A posição está expressa numa moção apresentada pelo presidente da autarquia, Hélio Fazendeiro, e aprovada por unanimidade na reunião do executivo municipal de quinta feira, 15 de janeiro. O município defende que a Covilhã já acolheu anteriormente esta prova e que, desde 2019, deixou de integrar a lista de locais de realização, apesar de existirem na cidade condições académicas, logísticas e infraestruturais para receber o exame.

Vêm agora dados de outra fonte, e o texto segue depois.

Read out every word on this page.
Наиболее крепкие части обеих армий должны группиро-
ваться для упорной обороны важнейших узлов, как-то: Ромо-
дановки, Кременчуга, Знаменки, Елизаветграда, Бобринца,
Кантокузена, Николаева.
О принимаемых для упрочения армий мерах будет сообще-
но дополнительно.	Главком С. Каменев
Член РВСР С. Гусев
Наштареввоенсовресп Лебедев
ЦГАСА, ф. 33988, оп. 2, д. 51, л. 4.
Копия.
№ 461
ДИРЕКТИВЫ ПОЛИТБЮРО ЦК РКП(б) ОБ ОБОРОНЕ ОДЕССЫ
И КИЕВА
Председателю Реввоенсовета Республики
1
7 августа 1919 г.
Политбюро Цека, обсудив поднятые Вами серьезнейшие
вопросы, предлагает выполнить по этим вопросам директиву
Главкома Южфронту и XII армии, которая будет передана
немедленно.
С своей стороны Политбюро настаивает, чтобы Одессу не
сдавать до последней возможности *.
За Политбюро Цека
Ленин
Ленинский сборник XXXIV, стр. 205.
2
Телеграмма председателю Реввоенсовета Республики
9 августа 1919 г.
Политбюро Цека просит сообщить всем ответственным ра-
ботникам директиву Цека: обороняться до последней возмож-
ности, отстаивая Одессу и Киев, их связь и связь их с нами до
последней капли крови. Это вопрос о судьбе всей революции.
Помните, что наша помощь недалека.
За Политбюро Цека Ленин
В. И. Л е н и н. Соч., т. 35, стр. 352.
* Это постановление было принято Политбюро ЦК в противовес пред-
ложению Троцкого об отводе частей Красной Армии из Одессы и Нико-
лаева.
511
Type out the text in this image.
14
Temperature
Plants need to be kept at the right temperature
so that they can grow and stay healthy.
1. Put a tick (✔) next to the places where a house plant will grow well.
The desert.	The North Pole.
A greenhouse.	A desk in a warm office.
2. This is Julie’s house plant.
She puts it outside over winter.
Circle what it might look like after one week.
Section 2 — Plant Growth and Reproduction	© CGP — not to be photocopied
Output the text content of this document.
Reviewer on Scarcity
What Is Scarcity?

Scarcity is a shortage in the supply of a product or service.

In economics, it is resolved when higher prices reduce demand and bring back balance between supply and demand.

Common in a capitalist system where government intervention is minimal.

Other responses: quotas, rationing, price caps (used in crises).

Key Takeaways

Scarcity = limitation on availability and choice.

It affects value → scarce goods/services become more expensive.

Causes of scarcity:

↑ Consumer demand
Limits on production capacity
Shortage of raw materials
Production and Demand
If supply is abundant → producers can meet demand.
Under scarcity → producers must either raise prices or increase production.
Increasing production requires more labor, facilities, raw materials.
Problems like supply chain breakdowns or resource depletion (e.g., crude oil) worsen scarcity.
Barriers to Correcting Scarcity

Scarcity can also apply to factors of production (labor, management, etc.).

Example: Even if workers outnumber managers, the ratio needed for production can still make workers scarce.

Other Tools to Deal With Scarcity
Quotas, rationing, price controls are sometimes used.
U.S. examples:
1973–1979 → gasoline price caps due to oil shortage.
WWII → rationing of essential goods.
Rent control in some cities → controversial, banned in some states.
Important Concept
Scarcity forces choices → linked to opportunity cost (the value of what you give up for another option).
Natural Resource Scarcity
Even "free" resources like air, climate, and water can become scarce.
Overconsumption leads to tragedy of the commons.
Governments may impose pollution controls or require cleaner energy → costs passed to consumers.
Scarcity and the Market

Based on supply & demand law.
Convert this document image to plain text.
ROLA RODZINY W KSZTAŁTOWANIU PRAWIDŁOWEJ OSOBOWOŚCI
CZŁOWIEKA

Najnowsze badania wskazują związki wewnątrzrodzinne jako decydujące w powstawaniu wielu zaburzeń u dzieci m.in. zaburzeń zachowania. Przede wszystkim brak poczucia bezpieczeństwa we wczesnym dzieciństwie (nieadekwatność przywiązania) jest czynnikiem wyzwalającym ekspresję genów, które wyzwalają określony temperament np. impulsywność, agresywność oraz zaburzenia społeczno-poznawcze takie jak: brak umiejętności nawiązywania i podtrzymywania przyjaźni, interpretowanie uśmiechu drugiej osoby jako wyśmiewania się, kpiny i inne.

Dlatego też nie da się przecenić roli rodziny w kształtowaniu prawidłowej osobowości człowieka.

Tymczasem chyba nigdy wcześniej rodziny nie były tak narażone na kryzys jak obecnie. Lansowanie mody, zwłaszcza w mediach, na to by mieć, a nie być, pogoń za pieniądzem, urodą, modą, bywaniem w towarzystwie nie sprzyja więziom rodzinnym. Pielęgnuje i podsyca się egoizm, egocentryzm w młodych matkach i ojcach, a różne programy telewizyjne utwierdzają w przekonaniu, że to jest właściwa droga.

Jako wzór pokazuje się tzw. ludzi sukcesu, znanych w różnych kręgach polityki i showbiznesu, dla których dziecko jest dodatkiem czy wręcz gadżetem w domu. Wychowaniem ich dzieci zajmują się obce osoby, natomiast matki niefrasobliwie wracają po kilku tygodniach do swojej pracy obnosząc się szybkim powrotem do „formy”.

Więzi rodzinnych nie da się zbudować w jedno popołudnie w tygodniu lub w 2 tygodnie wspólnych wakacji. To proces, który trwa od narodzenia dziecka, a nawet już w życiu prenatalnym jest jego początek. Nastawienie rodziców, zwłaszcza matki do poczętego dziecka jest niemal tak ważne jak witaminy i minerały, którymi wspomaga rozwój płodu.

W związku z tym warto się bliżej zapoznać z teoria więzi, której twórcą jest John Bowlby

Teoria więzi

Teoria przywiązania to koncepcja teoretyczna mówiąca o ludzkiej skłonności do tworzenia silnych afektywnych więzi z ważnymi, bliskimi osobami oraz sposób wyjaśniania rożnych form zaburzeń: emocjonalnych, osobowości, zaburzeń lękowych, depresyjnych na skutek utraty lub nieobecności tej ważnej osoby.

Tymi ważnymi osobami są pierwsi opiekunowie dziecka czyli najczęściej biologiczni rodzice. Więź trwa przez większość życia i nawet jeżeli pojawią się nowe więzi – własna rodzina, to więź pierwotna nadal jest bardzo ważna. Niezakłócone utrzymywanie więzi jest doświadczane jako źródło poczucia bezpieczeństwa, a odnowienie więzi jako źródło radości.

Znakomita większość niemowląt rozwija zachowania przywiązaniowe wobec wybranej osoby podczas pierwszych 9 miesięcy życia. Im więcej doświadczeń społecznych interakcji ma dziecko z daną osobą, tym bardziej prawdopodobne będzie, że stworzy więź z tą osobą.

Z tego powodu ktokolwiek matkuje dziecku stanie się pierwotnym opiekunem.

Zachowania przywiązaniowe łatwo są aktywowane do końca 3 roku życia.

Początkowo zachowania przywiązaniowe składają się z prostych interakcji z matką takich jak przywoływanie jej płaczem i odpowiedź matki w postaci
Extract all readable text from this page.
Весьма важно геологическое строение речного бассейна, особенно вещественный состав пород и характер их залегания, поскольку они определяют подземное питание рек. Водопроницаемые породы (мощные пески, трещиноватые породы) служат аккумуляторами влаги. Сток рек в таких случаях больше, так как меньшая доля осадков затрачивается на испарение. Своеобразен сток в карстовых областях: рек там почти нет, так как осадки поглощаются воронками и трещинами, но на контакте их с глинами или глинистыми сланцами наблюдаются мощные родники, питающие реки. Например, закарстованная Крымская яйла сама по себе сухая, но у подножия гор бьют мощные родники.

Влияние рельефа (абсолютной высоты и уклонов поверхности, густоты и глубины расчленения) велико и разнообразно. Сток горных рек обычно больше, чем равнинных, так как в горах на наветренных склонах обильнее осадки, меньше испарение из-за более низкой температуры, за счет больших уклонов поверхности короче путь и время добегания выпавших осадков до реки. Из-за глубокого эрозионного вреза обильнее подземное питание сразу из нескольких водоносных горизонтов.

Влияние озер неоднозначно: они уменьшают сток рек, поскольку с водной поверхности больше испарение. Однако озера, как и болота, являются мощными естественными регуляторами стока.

Entre os argumentos apontados, a autarquia destaca os encargos adicionais que recaem sobre estudantes do Interior quando a prova é centralizada noutras cidades, maioritariamente no litoral, referindo custos de transporte e alojamento, desgaste físico e emocional e menor rede de apoio num momento de elevada exigência académica. A moção sublinha ainda o risco de desvalorização do ensino médico fora dos grandes centros urbanos, incluindo o curso de Medicina da UBI.
O documento será remetido ao Governo e a outras entidades oficiais, com a Câmara da Covilhã a afirmar disponibilidade para colaborar, incluindo na identificação e disponibilização de infraestruturas municipais adequadas, reiterando o compromisso com o ensino superior, a valorização da Universidade da Beira Interior e um desenvolvimento mais equilibrado do território.